Carton shook his head like one dazed. "And it seemed such a perfectly open demonstration," he said.

"But that doesn't explain the Invisible Master!" Ellsworth exclaimed. "If Grantham's power was faked, who committed those three crimes that no one but an invisible person could have committed? Who took the money last night?"


Wade Reconstructs

"I think I can reconstruct the thing from the first," Wade said, "though some of the secret died with Grantham here. You told me yourself that he and Gray had long been prevented from engaging in the lines of research they desired because of their lack of funds. Well, I think that Grantham grew resentful at this, and then determined, and that he and Gray resolved to lay hands on the money they needed in their own fashion. To do it they worked out an elaborate and incredibly ingenious plan, that hinged upon Grantham's known reputation as a great physicist.

"Grantham and Gray prepared the tourmaline-crystal set-up, and then let it be known in one way or another that Grantham had discovered a method of making things invisible. Of course there was excitement, and of course the reporters, Carton among them, rushed out here to learn all about it. Then Grantham reluctantly consented to a demonstration, and after pulling this tourmaline-crystal stunt, sent them away, and you too, perfectly convinced that he had actually found a way to make matter invisible. That was his first great step—to implant in the minds of reputable witnesses the absolute conviction that he had really the power of making things invisible.
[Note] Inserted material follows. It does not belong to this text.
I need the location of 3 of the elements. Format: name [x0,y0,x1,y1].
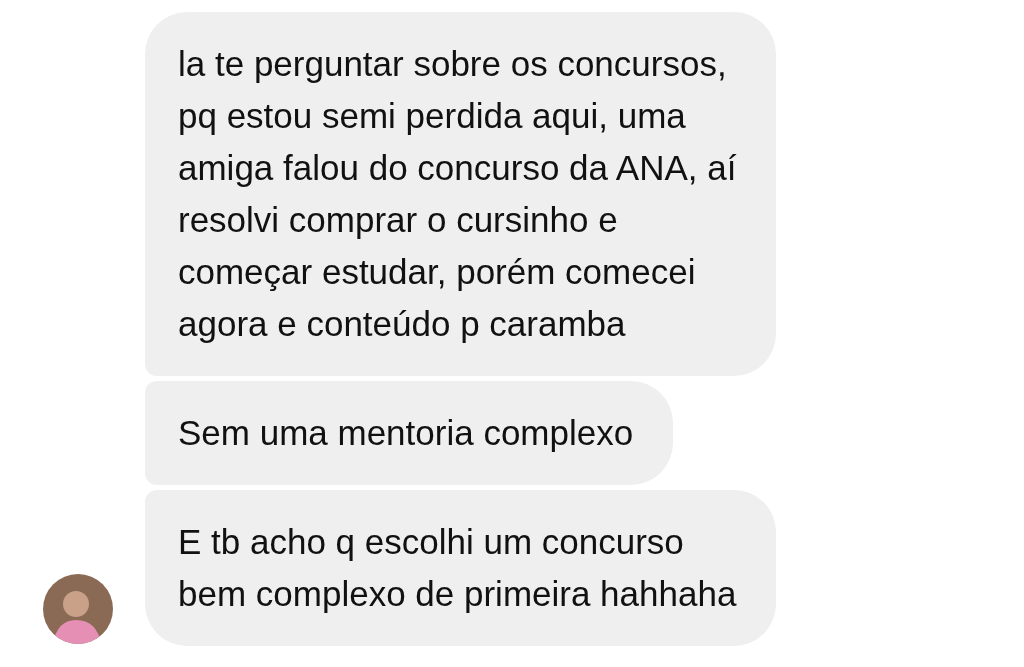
message-text: E tb acho q escolhi um concurso bem complexo de primeira hahhaha [178,521,737,615]
message-text: Sem uma mentoria complexo [178,412,634,454]
message-text: la te perguntar sobre os concursos, pq estou semi perdida aqui, uma amiga falou do concurso da ANA, aí resolvi comprar o cursinho e começar estudar, porém comecei agora e conteúdo p caramba [178,43,737,345]
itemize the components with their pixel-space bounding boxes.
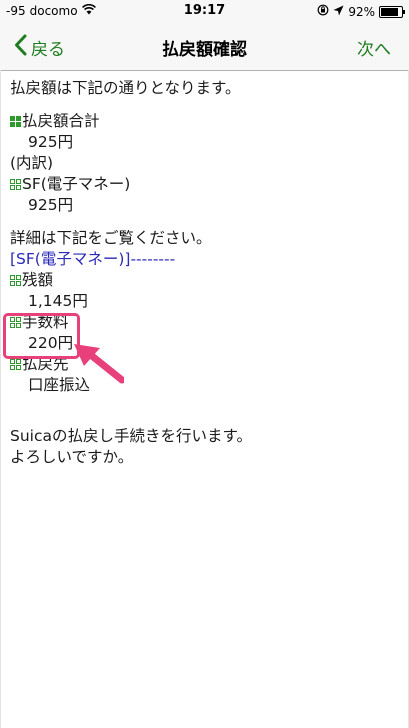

"Just what happened on that afternoon between Grantham and Gray may never be known fully, but there seems little doubt that Gray, who had been sullen at the demonstration that morning, had come to the point where he had resolved not to go on with the scheme. Probably he threatened to expose Grantham if he did not stop it, and no doubt Grantham saw exposure and oblivion on the way. Fearing Gray's confession, he killed him, and disposed of his body here in the laboratory. He had the knowledge to do that, and I've found that on that afternoon he received from the supply-rooms here an inordinate order of acids which were without doubt used in the disposition of Gray's body. However it was done, there is not the slightest doubt that on that afternoon Gray, and even his body, passed out of existence in this laboratory.

"Then Grantham went on with his plan, changing it somewhat, no doubt, to fit in with this new circumstance. That night he struck himself a painful but not heavy blow on the head with some wooden object—you remember the doctor said the blow was from the side?—and pretended to be lying stunned when you, President Ellsworth, came in. When the police came he, without seeming to want to do so, threw the responsibility of the attack on Gray as much as possible, and told of his projector that had been stolen by his attacker, and that would make a man invisible. He had already prepared a mocking letter addressed to himself as from the Invisible Master, and while talking with Carton and me, laid the letter on the table where I found it. The officers at the door had seen no one go in or out, we knew or thought we knew that someone was at large with an apparatus for attaining invisibility, and since we never dreamed of Grantham having left the letter, we had no doubt whatever but that the Invisible Master, whether Gray or another, had actually entered the room invisibly and left the letter for us.

"This was Grantham's second step, his establishing the idea that someone was at large with a projector that could make him invisible, that the Invisible Master was at large and ready to commit any crime. That idea was established in all the city by the newspapers in the next day or so, and so strong was the evidence in the demonstration of his discovery that Grantham had given, and the greatness of his reputation as a scientist, that almost all did believe that such an invisible man, an Invisible Master, was at large.